Posts Tagged ‘small business’

The riches are in the niches

Friday, July 10th, 2009

I preach this message from dawn to dusk most days: “find a specific unmet need in a small part of a large market and then develop scalable (key word) product features to meet that need”. If you will do that then your marketing efforts will yield fruit and you find that the truism is true: the riches are in the niches.

If you want to see what a tiny, tiny niche can yield ($20 million) then please click here:

http://www.guzer.com/videos/needle-art.php

My thanks to my friend and colleague Graham McGregor of TwoMac Consultling (one of the best sales and marketing guys I know) for taking the time to share this with me…

Focus

Tuesday, July 7th, 2009

Successful business owners work hard.

And so do almost all of the unsuccessful ones.

So what’s the difference? Well there are a bunch of things but one of them is that the successful hard workers are focused on executing an effective strategy. The unsuccessful ones may be spending just as much time, energy, money and ability but they are scattering the power of their resource because they don’t have a one clear strategy to focus on.

Once a business owner has a great strategy the next trick is sticking to it without being distracted by the enemy. The enemy of great strategy is the good idea.

In other words it’s easy to be seduced by all of the offers in the market place promising us the world on a plate if only we buy their product/service. Once you have a great strategy, learn how to stay focused by saying yes to everything that is aligned to the execution of that strategy and no to everything – and I do mean “everything” – else.

Marketing activity

Friday, July 3rd, 2009

Most weeks I do a survey of marketing activity levels amongst solopreneurs and business owners. At the risk of sounding like a broken record I’ll share with the results of this week’s survey which is very similar to the results of past surveys.

84 people participated in this week’s survey and I asked two questions:

The first question asked if they thought they had a great product but not enough clients.

85% said they had a great product but not enough clients

15% said they had a great product and enough or more than enough clients

The second question asked how many hours they invested in marketing activity every week. They could choose from 0-2 hours, 3-7 hours or 8 hours and more.

16% said they did 8 hours or more marketing activity every week.

It’s not rocket science is it?  Most people get the outcome (more clients) when they do the inputs (marketing activity).

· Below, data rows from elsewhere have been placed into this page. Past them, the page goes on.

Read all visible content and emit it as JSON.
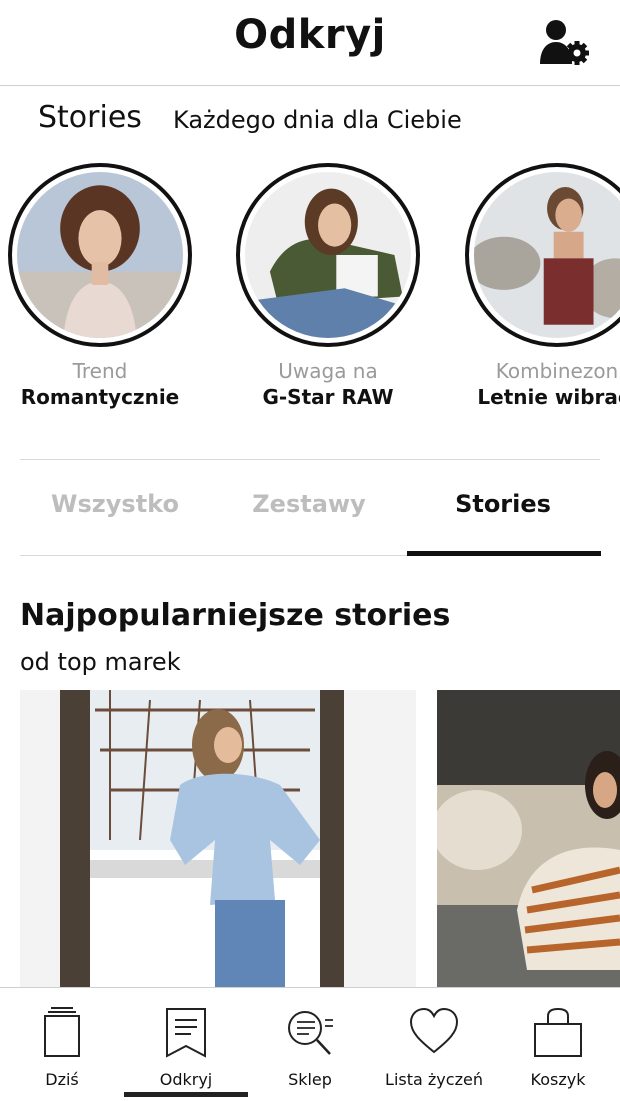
{
  "header": {
    "title": "Odkryj",
    "profile_icon": "user-settings-icon"
  },
  "stories_section": {
    "title": "Stories",
    "subtitle": "Każdego dnia dla Ciebie",
    "items": [
      {
        "kicker": "Trend",
        "name": "Romantycznie"
      },
      {
        "kicker": "Uwaga na",
        "name": "G-Star RAW"
      },
      {
        "kicker": "Kombinezon",
        "name": "Letnie wibracj"
      }
    ]
  },
  "tabs": [
    {
      "label": "Wszystko",
      "active": false
    },
    {
      "label": "Zestawy",
      "active": false
    },
    {
      "label": "Stories",
      "active": true
    }
  ],
  "popular": {
    "title": "Najpopularniejsze stories",
    "subtitle": "od top marek"
  },
  "bottom_nav": [
    {
      "label": "Dziś",
      "icon": "today-stack-icon",
      "active": false
    },
    {
      "label": "Odkryj",
      "icon": "bookmark-icon",
      "active": true
    },
    {
      "label": "Sklep",
      "icon": "search-list-icon",
      "active": false
    },
    {
      "label": "Lista życzeń",
      "icon": "heart-icon",
      "active": false
    },
    {
      "label": "Koszyk",
      "icon": "shopping-bag-icon",
      "active": false
    }
  ],
  "colors": {
    "accent": "#111111",
    "muted_text": "#9a9a9a",
    "inactive_tab": "#bdbdbd",
    "divider": "#d8d8d8"
  }
}
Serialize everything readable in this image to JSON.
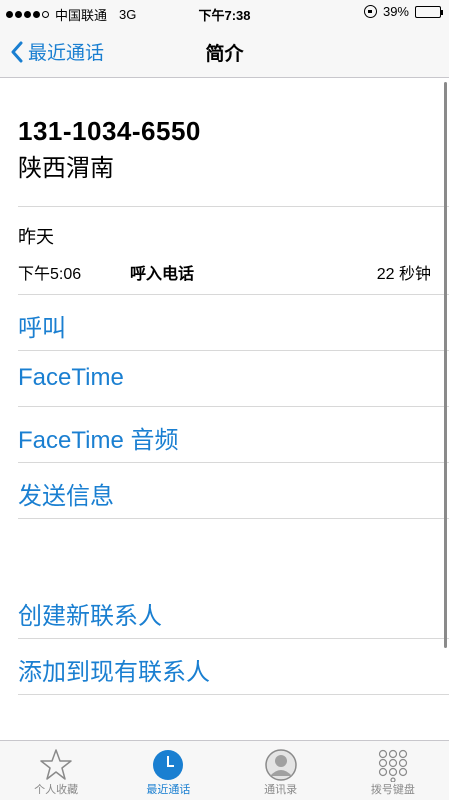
{
  "status_bar": {
    "carrier": "中国联通",
    "network": "3G",
    "time": "下午7:38",
    "battery": "39%",
    "battery_level": 0.39
  },
  "nav": {
    "back_label": "最近通话",
    "title": "简介"
  },
  "caller": {
    "number": "131-1034-6550",
    "location": "陕西渭南"
  },
  "call_log": {
    "date": "昨天",
    "time": "下午5:06",
    "type": "呼入电话",
    "duration": "22 秒钟"
  },
  "actions": {
    "call": "呼叫",
    "facetime": "FaceTime",
    "facetime_audio": "FaceTime 音频",
    "send_message": "发送信息",
    "create_contact": "创建新联系人",
    "add_to_contact": "添加到现有联系人"
  },
  "tabs": [
    {
      "label": "个人收藏",
      "icon": "star-icon",
      "active": false
    },
    {
      "label": "最近通话",
      "icon": "clock-icon",
      "active": true
    },
    {
      "label": "通讯录",
      "icon": "contacts-icon",
      "active": false
    },
    {
      "label": "拨号键盘",
      "icon": "keypad-icon",
      "active": false
    }
  ],
  "colors": {
    "accent": "#1a7fd1",
    "inactive": "#8a8a8a"
  }
}
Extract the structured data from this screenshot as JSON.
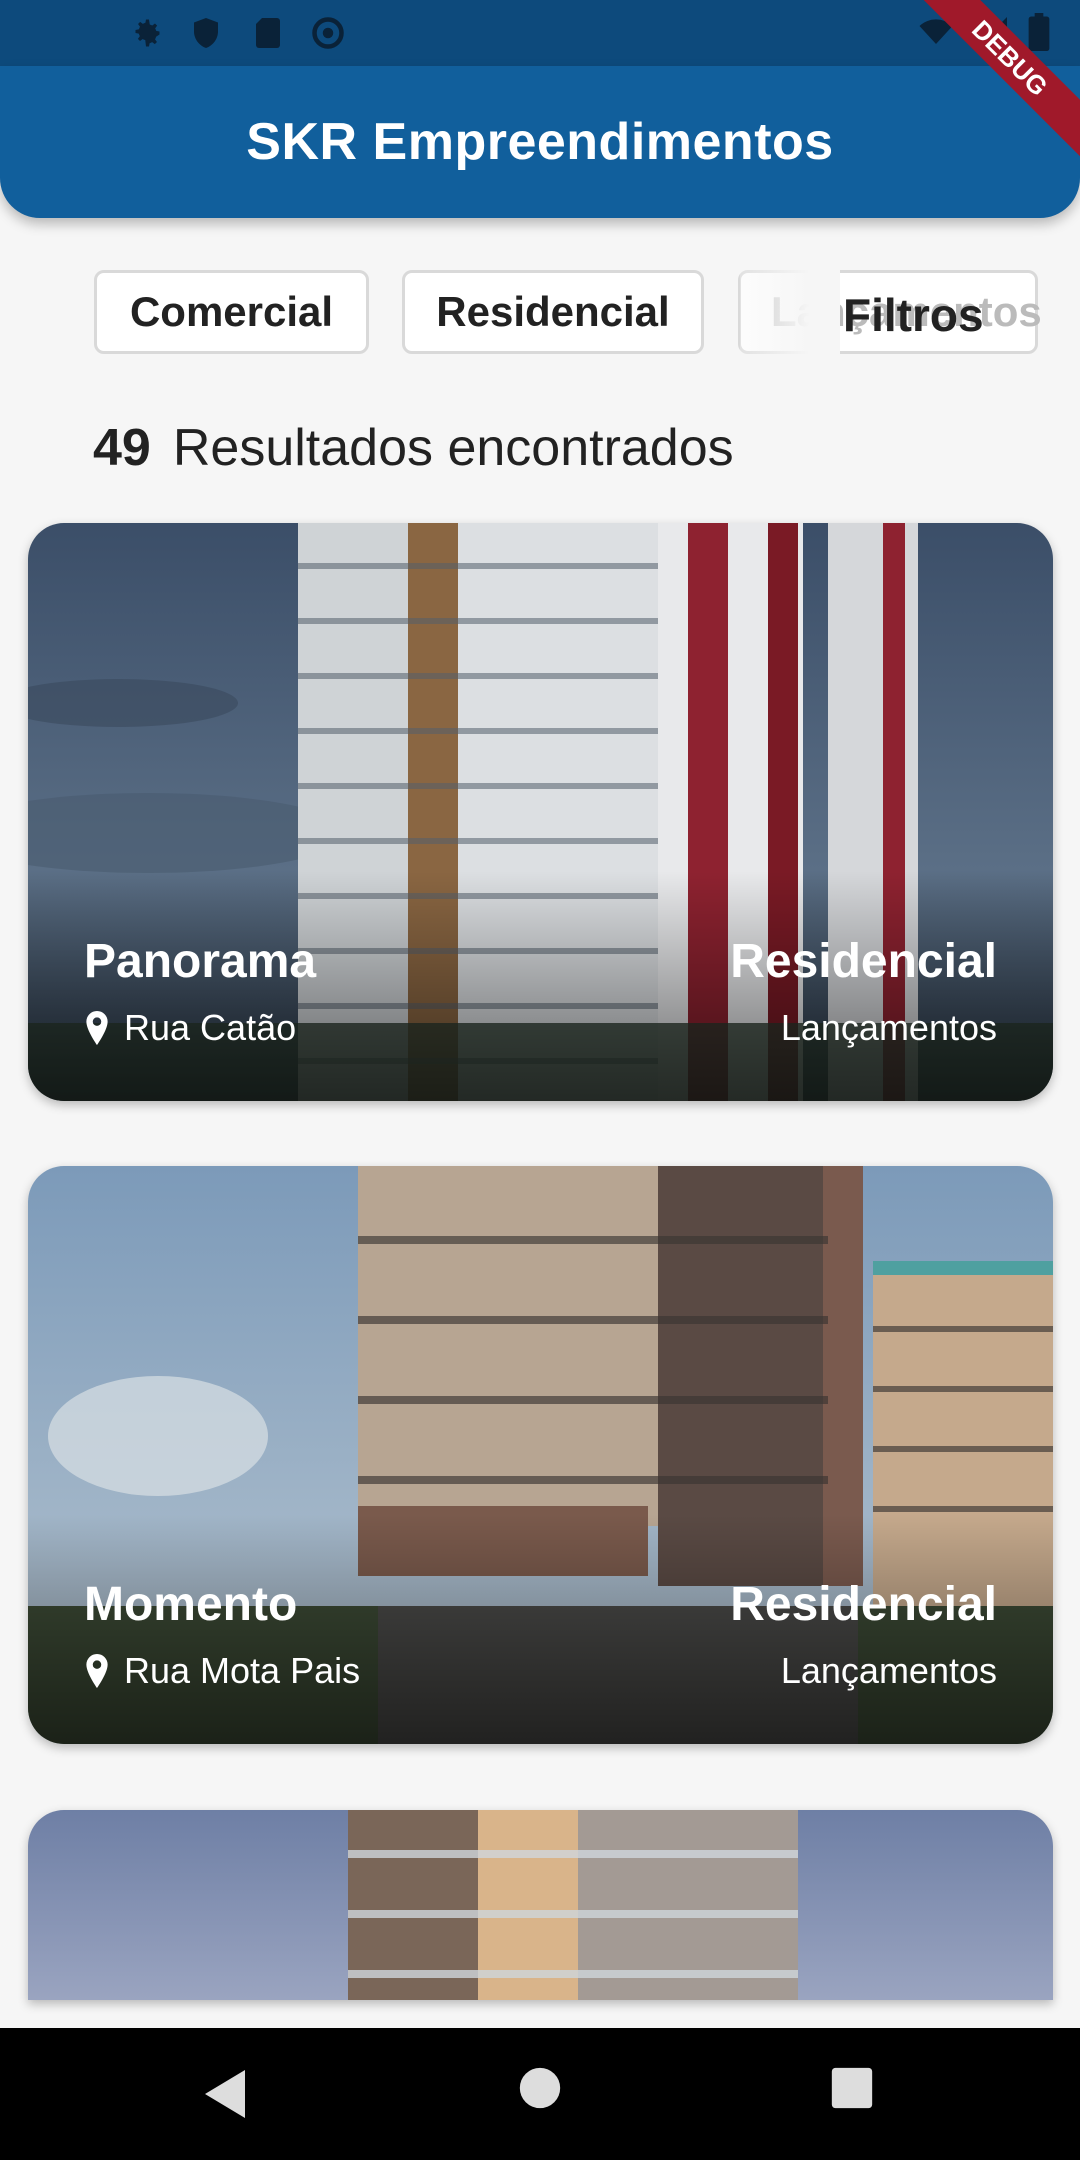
{
  "status_bar": {
    "left_icons": [
      "gear-icon",
      "shield-icon",
      "sd-card-icon",
      "at-sign-icon"
    ],
    "right_icons": [
      "wifi-icon",
      "signal-icon",
      "battery-icon"
    ]
  },
  "debug_banner": "DEBUG",
  "app_bar": {
    "title": "SKR Empreendimentos"
  },
  "filters": {
    "chips": [
      "Comercial",
      "Residencial",
      "Lançamentos"
    ],
    "label": "Filtros"
  },
  "results": {
    "count": "49",
    "label": "Resultados encontrados"
  },
  "listings": [
    {
      "name": "Panorama",
      "address": "Rua Catão",
      "type": "Residencial",
      "stage": "Lançamentos"
    },
    {
      "name": "Momento",
      "address": "Rua Mota Pais",
      "type": "Residencial",
      "stage": "Lançamentos"
    },
    {
      "name": "",
      "address": "",
      "type": "",
      "stage": ""
    }
  ],
  "nav_bar": {
    "buttons": [
      "back-icon",
      "home-icon",
      "recents-icon"
    ]
  }
}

There is surely a lesson in here for us all.

Make it easier

Monday, June 22nd, 2009

I regularly (almost once per week) conduct a simple survey which consistently reveals that 92% of business owners think they have a truly great product but not enough clients.

The second part of the survey shows that 78% of the same people do less than 2 hours a week of direct marketing activity. Many of these people are stressed from not having enough clients but actually do zero hours of marketing activity per week.

Why is that? Well here’s my take: these people are neither stupid nor are they lazy. They simply lack a proven, effective, step-by-step process for engaging in marketing activity.

I’ve seen previously marketing-paralyzed business owners transform into marketing machines once they gain the confidence that a well thought out value proposition and approach gives them.

Get your product good enough (not perfect: good enough is good enough) and then develop a clear and compelling customer value proposition. Then refuse to be distracted by anything (e.g. developing another product feature or a new web site or an updated brochure) and invest 20 hours a week in marketing – do it right and in less than 4 weeks you will have more clients than you can handle.